Experimental short-term partial fetal bladder outflow obstruction: II. Compliance and contractility associated with urinary flow impairment. 2006

M K Farrugia, and M L Godley, and A S Woolf, and D M Peebles, and P M Cuckow, and C H Fry
Institute of Child Health and Great Ormond Street Hospital, University College London, London, UK. mkfarrugia@doctors.org.uk

OBJECTIVE Posterior urethral valves (PUV) is the commonest cause of congenital bladder outlet obstruction. Despite valve ablation in the neonatal period, up to 70% of patients develop renal failure by their teenage years, and progressive bladder dysfunction. This study forms part of a continuing project examining the relationship between severity and duration of obstruction and urinary tract dysfunction. Here is the assessed result of short-term (9-day) obstruction. METHODS Fourteen male fetal lambs at 75 days' gestation were assigned to one of three groups: urachal ligation, urachal ligation with partial urethral obstruction, sham-operated controls. Pregnancy proceeded for 9 days. At autopsy, filling cystometry was performed with the urinary tract in situ and the bladder harvested for nerve counts using PGP 9.5 immunohistochemistry, or in vitro measurement of contractile function.
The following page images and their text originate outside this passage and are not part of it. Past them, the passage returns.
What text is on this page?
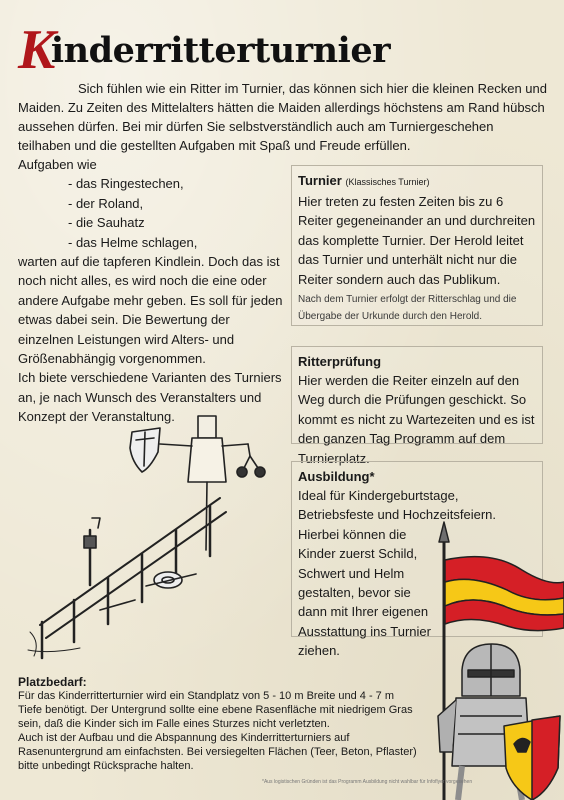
Kinderritterturnier

Sich fühlen wie ein Ritter im Turnier, das können sich hier die kleinen Recken und Maiden. Zu Zeiten des Mittelalters hätten die Maiden allerdings höchstens am Rand hübsch aussehen dürfen. Bei mir dürfen Sie selbstverständlich auch am Turniergeschehen teilhaben und die gestellten Aufgaben mit Spaß und Freude erfüllen.

Aufgaben wie

- das Ringestechen,
- der Roland,
- die Sauhatz
- das Helme schlagen,

warten auf die tapferen Kindlein. Doch das ist noch nicht alles, es wird noch die eine oder andere Aufgabe mehr geben. Es soll für jeden etwas dabei sein. Die Bewertung der einzelnen Leistungen wird Alters- und Größenabhängig vorgenommen.

Ich biete verschiedene Varianten des Turniers an, je nach Wunsch des Veranstalters und Konzept der Veranstaltung.

Turnier (Klassisches Turnier)

Hier treten zu festen Zeiten bis zu 6 Reiter gegeneinander an und durchreiten das komplette Turnier. Der Herold leitet das Turnier und unterhält nicht nur die Reiter sondern auch das Publikum.

Nach dem Turnier erfolgt der Ritterschlag und die Übergabe der Urkunde durch den Herold.

Ritterprüfung

Hier werden die Reiter einzeln auf den Weg durch die Prüfungen geschickt. So kommt es nicht zu Wartezeiten und es ist den ganzen Tag Programm auf dem Turnierplatz.

Ausbildung*

Ideal für Kindergeburtstage, Betriebsfeste und Hochzeitsfeiern. Hierbei können die

Kinder zuerst Schild, Schwert und Helm gestalten, bevor sie dann mit Ihrer eigenen Ausstattung ins Turnier ziehen.

Platzbedarf:

Für das Kinderritterturnier wird ein Standplatz von 5 - 10 m Breite und 4 - 7 m Tiefe benötigt. Der Untergrund sollte eine ebene Rasenfläche mit niedrigem Gras sein, daß die Kinder sich im Falle eines Sturzes nicht verletzten.

Auch ist der Aufbau und die Abspannung des Kinderritterturniers auf Rasenuntergrund am einfachsten. Bei versiegelten Flächen (Teer, Beton, Pflaster) bitte unbedingt Rücksprache halten.

*Aus logistischen Gründen ist das Programm Ausbildung nicht wahlbar für Infoflyer vorgesehen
RESULTS Obstruction was associated with an increase in bladder:fetal weight ratio. Compliance was variable in the obstructed bladders, but the calculated wall stress per unit strain was either similar or less than controls. Nerve-mediated or agonist-induced contraction magnitude in tissue from obstructed bladders and nerve counts did not differ from controls. CONCLUSIONS Nine days of outflow obstruction at mid-gestation generated a bladder of increased weight but without evidence of contractile failure. An increase in bladder compliance as a function of bladder growth was observed even at this stage, and represents one of the initial responses to outflow tract obstruction.